OpenAI’s Altman ‘excited’ for event at Microsoft headquarters
(Bloomberg) — Microsoft Corp. unveiled plans for an event on Tuesday at its headquarters, leaving the subject open to speculation as the company steps up its bets on artificial intelligence — including adding OpenAI’s ChatGPT bot into its Bing search engine.
The company didn’t disclose the content of the 10 a.m. local time event at the Redmond, Washington, headquarters in an invitation to reporters, but said it will “share some progress on a few exciting projects.” Microsoft has been accelerating investments in artificial intelligence and competition in the field of generative AI — named for the ability to generate new content from digital troves of text, photos and art — is heating up.
Microsoft has been preparing to add ChatGPT to Bing to offer better, more precise answers to queries, rather than a list of links, in a yet another bid to take some market share from Google’s highly dominant search engine, a person familiar with the matter said last month. Bing has about 9% of the global search market, according to analyst Statista.

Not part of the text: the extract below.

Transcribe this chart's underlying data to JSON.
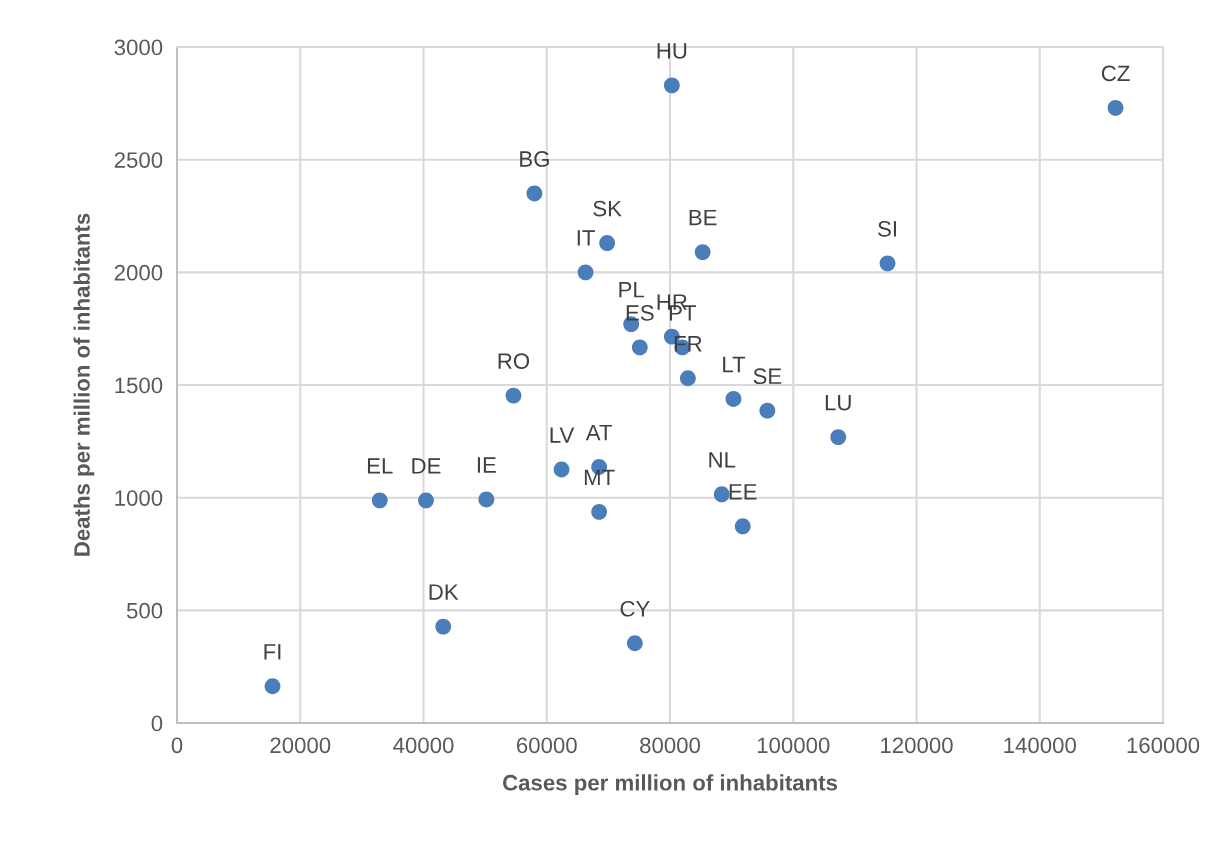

The software giant also announced last month that it was making a multibillion investment, which a person familiar put at $10 billion, in OpenAI over several years. The two companies are growing closer with Microsoft providing cloud-computing power to OpenAI while blending the systems developed by the AI research lab into its own software. Sam Altman, the startup’s co-founder and chief executive officer, on Monday tweeted a photo with Microsoft CEO Satya Nadella saying he was at Microsoft headquarters and “excited” for Tuesday’s event.
Alphabet Inc.’s Google said Monday that it has released a ChatGPT rival, called Bard, for testing and the general public will be able to use the service “in the coming weeks.” Bard is based on LaMDA, a large language model developed by Google that stirred controversy in May when a Google software engineer publicly asserted that the AI was “sentient” — a claim that has widely been disputed. The chatbot aims to generate detailed answers when given simple prompts, such as what to make for lunch or how to plan a friend’s baby shower.Read more: Google Releases ChatGPT Rival AI ‘Bard’ to Early Testers
Google also offered a look at some AI-powered features that will soon appear in its search and are intended to offer users insights for queries where there’s no one correct answer.